Secondo la Dda di Milano sarebbe stato un torinese di origini calabresi, Rocco Schirripa, di 62 anni, a dare il “colpo di grazia” al procuratore capo di Torino, Bruno Caccia ucciso la sera del 26 giugno 1983.
L’uomo, attualmente panettiere alla periferia di Torino, è stato arrestato stamani dalla Polizia di Stato. Secondo la ricostruzione della procura milanese che ha coordinato le indagini sull’omicidio del magistrato, Domenico Belfiore, ex ndranghetista già condannato all’ergastolo per il delitto, e il suo “soldato”, Rocco Schirripa, avrebbero atteso il magistrato a bordo di un’auto, appostati vicino alla sua casa.

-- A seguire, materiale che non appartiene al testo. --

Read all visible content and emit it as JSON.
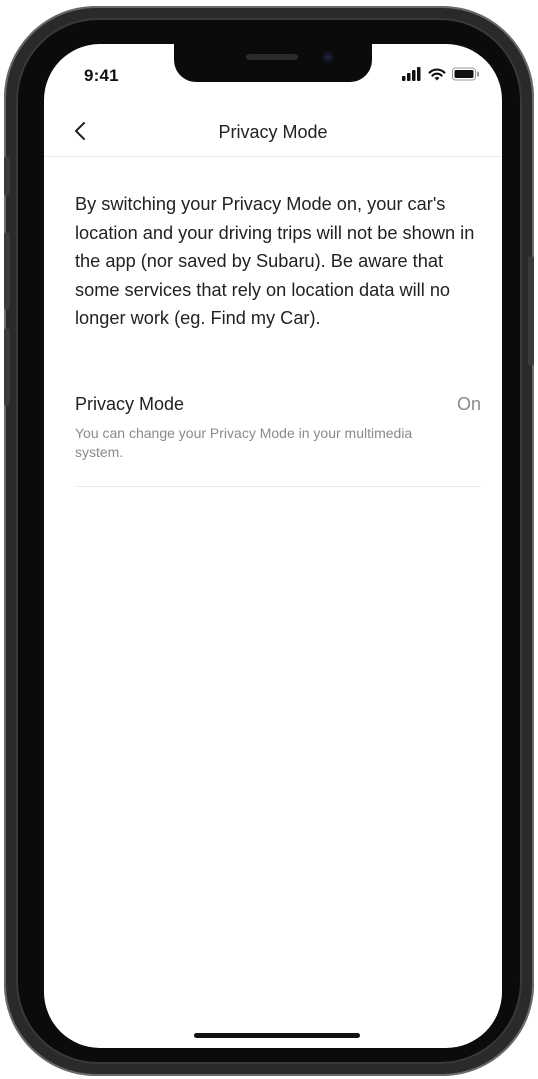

Belfiore, esponente di spicco della ‘ndrangheta in Piemonte, avrebbe sparato a Bruno Caccia dalla vettura, ferendolo. A quel punto, secondo le accuse dei pm di Milano, Rocco Schirripa sarebbe sceso dall’auto, per finire il procuratore con un colpo di pistola alla testa.
Rocco Schirripa è stato incastrato grazie ad una lettera anonima inviata dagli inquirenti milanesi a Domenico Belfiore, In seguito alla lettera sono state intercettate le “reazioni” sul coinvolgimento di Schirripa.
Il magistrato Bruno Caccia fu ucciso la sera del 26 giugno 1983, mentre portava a spasso il suo cane sotto casa, sulla precollina di Torino. 32 anni nel chiaroscuro, in quanto si era risaliti al mandante ma non a uno dei presunti esecutori materiali.
Per l’omicidio del giudice fu arrestato, 10 anni dopo, nel 1993, quello che è stato ritenuto il mandante del delitto. Domenico Belfiore, esponente di spicco della ‘ndrangheta piemontese, poi condannato all’ergastolo e dallo scorso 15 giugno ai domiciliari per motivi di salute.
Bruno Caccia stava indagando su numerosi fatti di ‘ndrangheta tra cui alcuni sequestri di persona. Le indagini che hanno condotto alla svolta dell’omicidio di Bruno Caccia sono state riaperte anche in seguito alle richieste dei legali della famiglia del procuratore freddato nell’83.